Moim zdaniem w naszej relacji zabrakło bliskości, a przede wszystkim zabrakło wspólnych chwil i miłych wspomnień.
@ Cyganka
Syn zostawił mnie samego z moimi problemami, ponieważ go o to poprosiłem. Uznałem iż są to moje problemy i nie powinien się nimi przejmować. Byłem dorosły i byłem w stanie sobie z nimi poradzić, a mój syn miał własne zmartwienia i nie chciałem go dodatkowo obciążać swoimi problemami. Uznaliśmy iż każdy powinien żyć własnym życiem i zajmować się własnymi sprawami. Wyprowadził się by zacząć własne życie i założyć własną rodzinę.
@ Mleczarz Probst
Gdy dowiedziałem się iż zostałem sprzedany mleczarzowi to poczułem wielki paraliżujący strach, lęk i niepewność. Nie wiedziałem co się ze mną stanie, ani co mnie teraz czeka. Wiedziałem że mleczarz jest znany z tego iż wszyscy jego pomocnicy, których kupił bardzo szybko umierają. Gdy prowadzący ogłosił iż zostałem mu sprzedany to chciałem by okazało się to tylko strasznym snem z którego się obudzę.
@ Sasza Dyjak
Nie wspomniałem o mojej wnuczce, ponieważ nigdy jej nie poznałem. Nie była osobą, która była dla mnie najważniejszą osobą. Chciałem opowiedzieć najważniejsze wydarzenia z mojego życia. A niestety nigdy wnuczki osobiście nie poznałem i jest to dla mnie za bardzo bolesne wspomnienie.
@ Nessa
Wiedziałem iż muszę wykonywać polecenia by pokazać się od jak najlepszej strony. Gdybym się sprzeciwił to nikt by mnie do siebie nie wziął, a wtedy zapewne musiałbym mieszkać na ulicy. Chciałem czuć się jeszcze przydatny, a taki mogłem się poczuć u kogoś kto mnie kupi. Jednocześnie gdy ktoś mnie kupi to mam pewność iż będę miał dach nad głową i nie będę się musiał martwić o pożywienie. Gdy zostanę wylicytowany to mam pewność iż będę potrzebny, że jeszcze się do czegoś przydam i że będę miał jakieś zajęcie na stare lata.
@ Kum Andrzej
Uważam, że dobrze wychowałem syna. Miłość ojcowska nie ma ceny, każdy rodzic chce dla swojego dziecka tego, co jest najlepsze. pragnie żeby mu w życiu było lżej i lepiej. Mój syn chciał mnie wykupić jednak nie był osobą majętną, a miał również swoją rodzinę na utrzymaniu. Było to najlepsze i jedyne wyjście z tej sytuacji.

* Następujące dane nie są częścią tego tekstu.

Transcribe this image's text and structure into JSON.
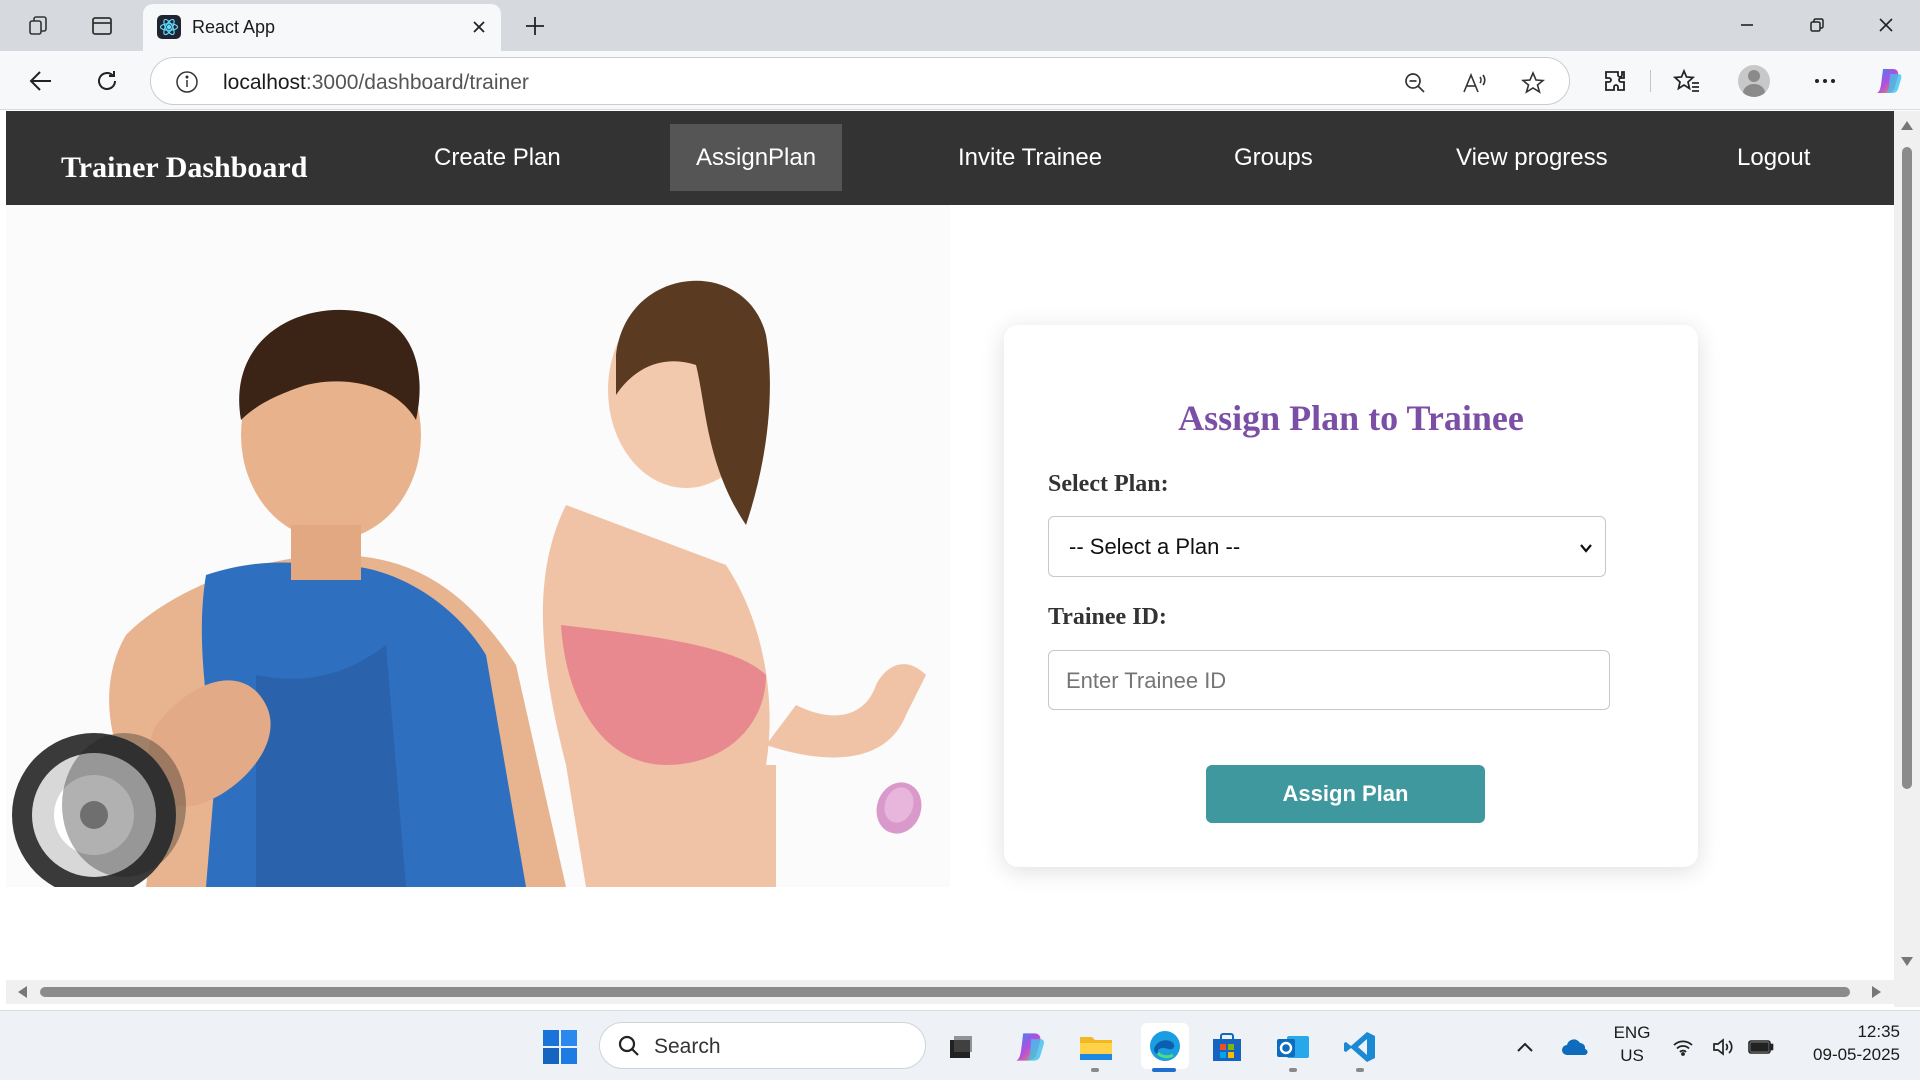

Co motywowało Cię do pracy z ludźmi, dlaczego to lubiłeś?
(Mleczarz Probst Laura)
Jak myślisz- czy żona twojego syna byłaby za czy przeciw temu, byś z nimi zamieszkał?
(Syn z Miłosierdzia Gminy.MJ)
Zawód tragarza to pewnie nie był twój wymarzony zawód. Kim chciałeś zostać jako dziecko? (mama Antka, Konrad)
Które z miejsc w których byłeś (w ciągu całego twojego życia) było ci najbliższe lub według ciebie najpiękniejsze? Dlaczego?
@ Żona (Basia)
Najbliższe mi miejsce to miasto w którym znalazłem pierwszą prawdziwą pracę. To miejsce jest mi najbliższe, ponieważ to w tym miejscu spędziłem większość życia. Również w tym mieście spotkałem swoją żonę i to tutaj urodził mi się syn. Mimo przykrych wydarzeń jakie mnie spotkały to i tak to miasto jest mi najbliższe.
@ mama Antka, Konrad
Jako dziecko chciałem zostać rolnikiem, ponieważ tylko taki zawód znałem. Chciałem również nim zostać, ponieważ nigdy nie przeszkadzała mi praca fizyczna. Rolnik był moim wymarzonym zawodem z dzieciństwa, ponieważ taką prace wykonywali moi przodkowie i dzięki takiej pracy czułbym ich bliskość.
@ Syn z Miłosierdzia Gminy. MJ
Wydaje mi się, że żona mojego syna była by przeciwna temu bym z nimi zamieszkał. Oni nie mieli za dużo pieniędzy żyli skromnie i ubogo. Mieli własne dzieci, które trzeba ubrać i wyżywić, a gdybym jeszcze ja z nimi zamieszkał to by mieli kolejną głowę do wykarmienia. Myślę, że gdyby nie ich stan majątkowy to wzięli by mnie do siebie, ponieważ mój syn mnie bardzo kochał i nie pozwoliłby mi mieszkać z kimś obcym.
@ Mleczarz Probst Laura
Lubiłem pracę z ludźmi, ponieważ rozmowy i ciągły kontakt z ludźmi dodawał mi chęci do życia. Gdy nie miałem kontaktu z ludźmi to czułem, że czegoś mi brakuje czuł jaką niewypełnioną dziurę w moim sercu. Ciągły kontakt z ludźmi zachęcał mnie do dalszego działania i pomagania innym.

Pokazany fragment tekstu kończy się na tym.